A temporary injunction was granted restraining defendant from further interference with the dam.

The defendant admitted cutting the dam, but interposed as set out by his counsel in his abstract the following defenses, viz:

First. That the dams in question were a nuisance, both of a public and private nature.

*302Second. That the plaintiffs had no right, by contract or otherwise, to erect said dams or maintain them. That said dams were not temporary dams as alleged, but were intended to stand either permanently or long enough to inflict irreparable injury upon defendant.

Third. That the dams flowed the water back upon him and rendered his lands unfit for cultivation.

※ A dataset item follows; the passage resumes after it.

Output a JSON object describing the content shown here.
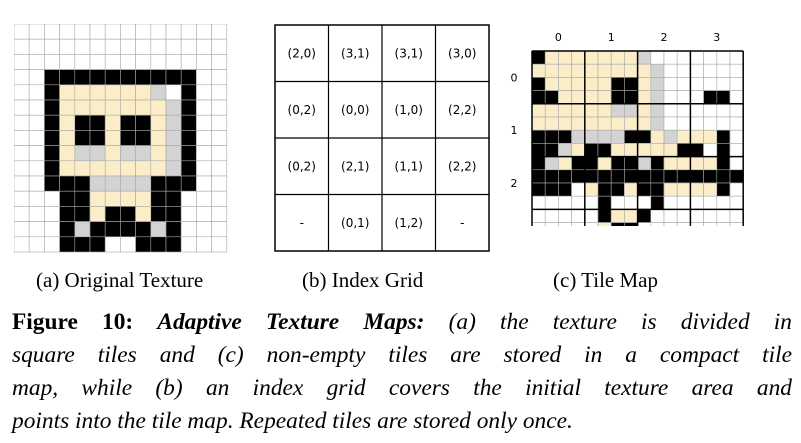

Upon final hearing of the cause, the chancellor found the issues in favor of the plaintiffs; and a decree was entered perpetually restraining defendant from destroying or attempting to destroy the temporary dams of the plaintiffs on the real estate described in the complaint and set forth in the decree.

The defendant has appealed.

By the terms of the deeds the title to the timber on the lands in controversy became vested in the plaintiffs. In express terms, they were given the free right of ingress and egress for the purpose of removing said timber or the products thereof. The only exception made to this grant was that they should not for this purpose use the cultivated lands. The clause in the deed above quoted, we think, gave plaintiffs the right to float the logs out upon the watercourses upon the lands, as well as to haul them away by land. The only restriction would be that they must not injure the defendant in so doing.

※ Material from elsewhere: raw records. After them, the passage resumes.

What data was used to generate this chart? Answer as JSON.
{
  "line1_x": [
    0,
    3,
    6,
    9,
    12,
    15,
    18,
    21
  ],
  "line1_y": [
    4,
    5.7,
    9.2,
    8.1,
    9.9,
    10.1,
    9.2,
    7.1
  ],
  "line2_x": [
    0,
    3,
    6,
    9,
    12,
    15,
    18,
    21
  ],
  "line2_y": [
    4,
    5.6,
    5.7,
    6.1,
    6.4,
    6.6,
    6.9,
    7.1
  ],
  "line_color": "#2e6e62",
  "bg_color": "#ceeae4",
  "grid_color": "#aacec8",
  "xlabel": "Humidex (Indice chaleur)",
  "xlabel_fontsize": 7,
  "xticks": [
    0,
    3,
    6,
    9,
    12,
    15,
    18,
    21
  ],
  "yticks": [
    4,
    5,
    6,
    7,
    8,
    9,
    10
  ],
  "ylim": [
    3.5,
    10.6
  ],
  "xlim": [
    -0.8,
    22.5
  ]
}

It is claimed by the defendant that the dam caused the water to rise in the slough, and that it was thus backed over his adjoining lands, overflowing those in cultivation and preventing him from clearing other land; for which he already made a contract.

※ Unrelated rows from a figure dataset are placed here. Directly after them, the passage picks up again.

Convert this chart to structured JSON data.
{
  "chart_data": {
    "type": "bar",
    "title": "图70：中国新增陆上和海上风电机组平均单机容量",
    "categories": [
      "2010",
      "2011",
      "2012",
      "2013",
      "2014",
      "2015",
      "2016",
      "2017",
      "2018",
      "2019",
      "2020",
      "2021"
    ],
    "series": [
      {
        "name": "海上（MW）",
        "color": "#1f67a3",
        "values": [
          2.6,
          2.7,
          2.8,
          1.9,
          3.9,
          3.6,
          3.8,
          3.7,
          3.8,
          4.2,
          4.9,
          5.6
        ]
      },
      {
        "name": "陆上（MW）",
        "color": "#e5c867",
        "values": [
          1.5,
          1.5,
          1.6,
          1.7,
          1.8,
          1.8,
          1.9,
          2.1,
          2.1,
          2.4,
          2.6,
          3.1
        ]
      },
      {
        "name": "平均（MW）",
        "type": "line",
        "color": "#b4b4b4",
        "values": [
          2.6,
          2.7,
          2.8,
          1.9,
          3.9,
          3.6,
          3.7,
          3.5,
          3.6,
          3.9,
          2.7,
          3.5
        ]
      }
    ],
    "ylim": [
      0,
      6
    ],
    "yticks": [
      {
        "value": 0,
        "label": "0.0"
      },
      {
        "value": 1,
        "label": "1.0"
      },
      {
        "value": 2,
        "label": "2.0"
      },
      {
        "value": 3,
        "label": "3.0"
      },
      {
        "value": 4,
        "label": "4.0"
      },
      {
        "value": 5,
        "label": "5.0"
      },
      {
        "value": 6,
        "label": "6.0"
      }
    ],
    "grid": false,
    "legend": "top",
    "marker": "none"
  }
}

On the other hand, the plaintiffs claim that the dam was so constructed that it could only raise the water five inches, and that when it rose higher than five inches it would flow over and around the edges of the dam. They claim that it was necessary for them to raise the water in the slough five inches in order that they might at all times have sufficient water to float the logs. They adduced testimony tending to establish their contention, and to show that they had carefully measured the stage of the water before and after the dam was constructed, and that after the dam was constructed the water was never raised more than five inches; that the opening left at the ends was sufficient to carry *303away all water in times of flood in excess of that. Their evidence also tended to show that they had examined the lands of the defendant after the erection of the dam, and that the water had not been raised sufficient to overflow or to injure them.

The evidence for the defendant contradicted their testimony, but the chancellor found the issue in this respect in favor of the plaintiffs, and we can not say that his findings are against the weight of the evidence.

It has been so often held that a chancellor’s finding of fact will be sustained on appeal unless against the preponderance of the evidence that a citation of any adjudicated cases on that point is not necessary. No useful purpose could be served in setting out in detail the evidence on the facts. It is sufficient to say that we have carefully examined it.

We find no prejudicial error in the record, and the decree is affirmed.